Mitte 1979 kriselte es bei Embryo, und Roman Bunka veröffentlichte die LP 'Dein Kopf ist ein schlafendes Auto'. Aber im August standen Embryo beim jährlichen 'Umsonst & Draußen'-Festival wieder auf der Bühne. Als Gast war wieder Charlie Mariano mit dabei. Im Mai folgte eine Marokko-Reise mit sieben Konzertern, die vom Goethe-Institut unterstützt wurde. Ab Juni 1980 war Jay Zier der neue Gitarrist bei Embryo.
Ende des Jahres wurden die Differenzen innerhalb der Band so stark, daß "eine Zellteilung stattfand" (ROCK IN DEUTSCHLAND). Müllrich, Josh und Wehmeyer setzten sich als Embryo's Dissidenten (später Dissidenten) ab, während Burchard, der wieder zurückgekehrte Bunka, Hofmann, Zier, Ramesh Shottam (perc), Freddie Setz (dr, ex-Aera) und Gerald Luciano Hartwig (b, ex-Karthago) als Embryo weitermachten. Hartwig und Burchard zog es Anfang 1985 gemeinsam nach Nigeria, wo sie mit den bekanntesten Musikern des Landes spielten und das Material für das nächste Album 'Embryo & Yoruba Dun Dun Orchestra feat. Muraina Oyelami' sammelten. Die Band folgte auch einer Einladung von Fela Anikulapo Kuti († 1997) nach Lagos. Während einer weiteren Afrika-Reise nahmen Embryo in erweiterter Besetzung im nigerianischen Lagos das Album 'Africa' (1987) auf und zogen sich dann vorübergehend aus dem Plattengeschäft zurück.
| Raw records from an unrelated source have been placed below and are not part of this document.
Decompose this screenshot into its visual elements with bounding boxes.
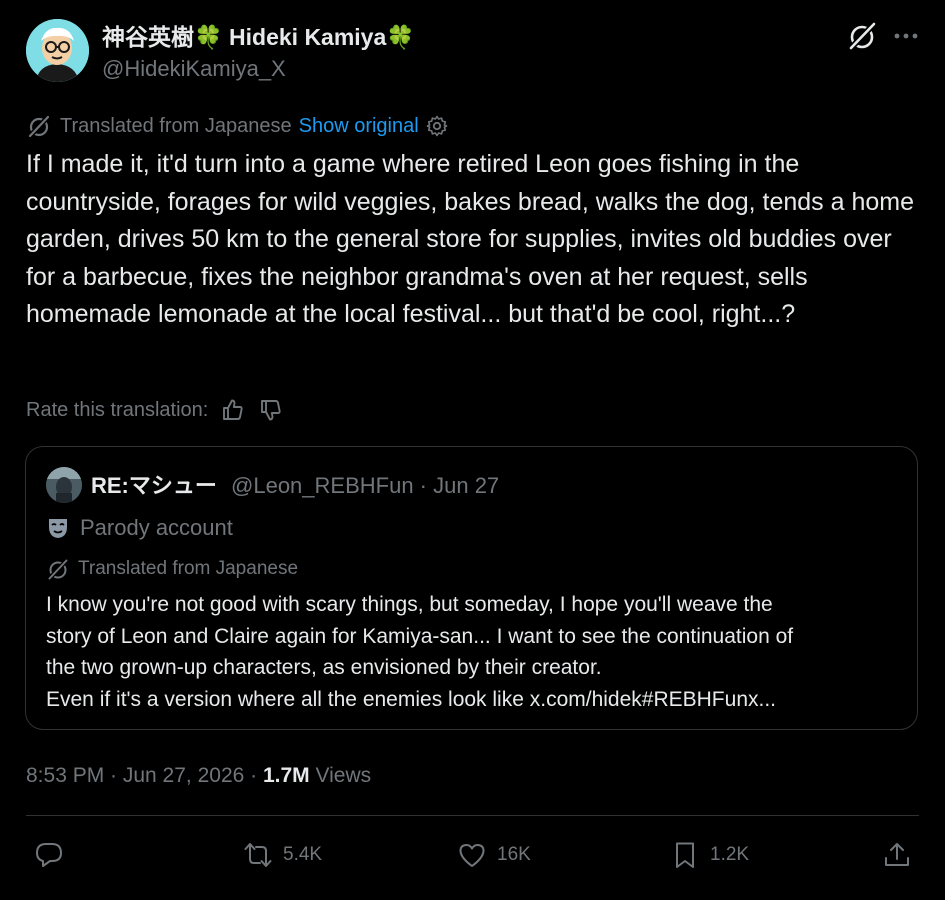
grok-icon <box>47 558 69 581</box>
grok-icon <box>848 21 877 51</box>
thumbs-up-icon[interactable] <box>220 397 246 423</box>
gear-icon[interactable] <box>425 114 449 138</box>
bookmark-button[interactable]: 1.2K <box>670 837 749 873</box>
parody-label-row: Parody account <box>46 514 233 542</box>
quoted-handle-date: @Leon_REBHFun · Jun 27 <box>231 473 500 498</box>
quoted-author-row: RE:マシュー @Leon_REBHFun · Jun 27 <box>91 472 499 500</box>
like-count: 16K <box>497 844 531 865</box>
quoted-translation-row: Translated from Japanese <box>46 556 298 582</box>
author-handle[interactable]: @HidekiKamiya_X <box>102 56 286 82</box>
bookmark-icon <box>676 842 694 868</box>
quoted-text-line: the two grown-up characters, as envision… <box>46 656 602 679</box>
cartoon-avatar-icon <box>26 19 89 82</box>
like-button[interactable]: 16K <box>457 837 531 873</box>
repost-count: 5.4K <box>283 844 323 865</box>
rate-translation-row: Rate this translation: <box>26 396 284 424</box>
mask-icon <box>49 519 67 538</box>
tweet-meta-row: 8:53 PM · Jun 27, 2026 · 1.7M Views <box>26 762 371 790</box>
bookmark-count: 1.2K <box>710 844 750 865</box>
quoted-tweet-text: I know you're not good with scary things… <box>46 589 906 715</box>
more-button[interactable] <box>892 20 920 52</box>
tweet-text: If I made it, it'd turn into a game wher… <box>26 150 915 329</box>
divider <box>26 815 919 816</box>
repost-button[interactable]: 5.4K <box>243 837 322 873</box>
show-original-link[interactable]: Show original <box>299 115 419 138</box>
views-count: 1.7M <box>262 764 310 787</box>
share-button[interactable] <box>882 837 922 873</box>
quoted-author-name[interactable]: RE:マシュー <box>91 473 217 498</box>
photo-avatar-icon <box>46 467 82 503</box>
translation-notice-row: Translated from Japanese Show original <box>26 112 449 140</box>
reply-icon <box>36 843 62 867</box>
author-display-name[interactable]: 神谷英樹🍀 Hideki Kamiya🍀 <box>102 22 415 52</box>
repost-icon <box>244 843 272 867</box>
rate-translation-label: Rate this translation: <box>26 398 209 421</box>
grok-icon <box>28 115 50 138</box>
parody-label: Parody account <box>80 515 233 540</box>
reply-button[interactable] <box>34 837 74 873</box>
author-avatar[interactable] <box>26 19 89 82</box>
heart-icon <box>459 844 485 867</box>
more-icon <box>894 33 918 39</box>
quoted-translation-notice: Translated from Japanese <box>78 558 299 579</box>
views-label: Views <box>309 764 372 787</box>
thumbs-down-icon[interactable] <box>258 397 284 423</box>
quoted-author-avatar[interactable] <box>46 467 82 503</box>
grok-button[interactable] <box>846 20 878 52</box>
quoted-text-line: story of Leon and Claire again for Kamiy… <box>46 624 794 648</box>
timestamp[interactable]: 8:53 PM · Jun 27, 2026 · <box>26 764 263 787</box>
quoted-text-line: Even if it's a version where all the ene… <box>46 687 776 711</box>
share-icon <box>885 843 909 866</box>
quoted-text-line: I know you're not good with scary things… <box>46 593 773 616</box>
translation-notice-text: Translated from Japanese <box>60 114 292 137</box>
Weitere Alben folgten dann z.T. unter Mitwirkung von Mal Waldron, Charlie Mariano und der No-Neck Blues Band. Im Juli 2008 wurde die Gruppe Embryo mit dem 'Deutschen Weltmusikpreis Ruth 2008' für das Lebenswerk ausgezeichnet.
Marja Burchard, die Tochter des Bandgründers war 1996 im Alter von elf Jahren erstmals bei Embryo in Erscheinung getreten – und hatte sich als Multiinstrumentalistin (Klavier, Akkordeon, Marimba, Vibrafon, Schlagzeug, Posaune, Orgel, Keyboard, Santur) bald einen festen Platz in der Band erspielt. Im Sommer 2016 hatte Christian Burchard im Alter von 70 Jahren einen Schlaganfall erlitten und war danach nicht mehr fähig aufzutreten. Daraufhin übernahm seine Tochter Marja die Leitung der Band und führte sie auch nach dem Tod Burchards am 17. Januar 2018 fort. Bassist Meid starb am 3. November 2015. Ralf 'Butze' Fischer starb am 3. Februar 2002.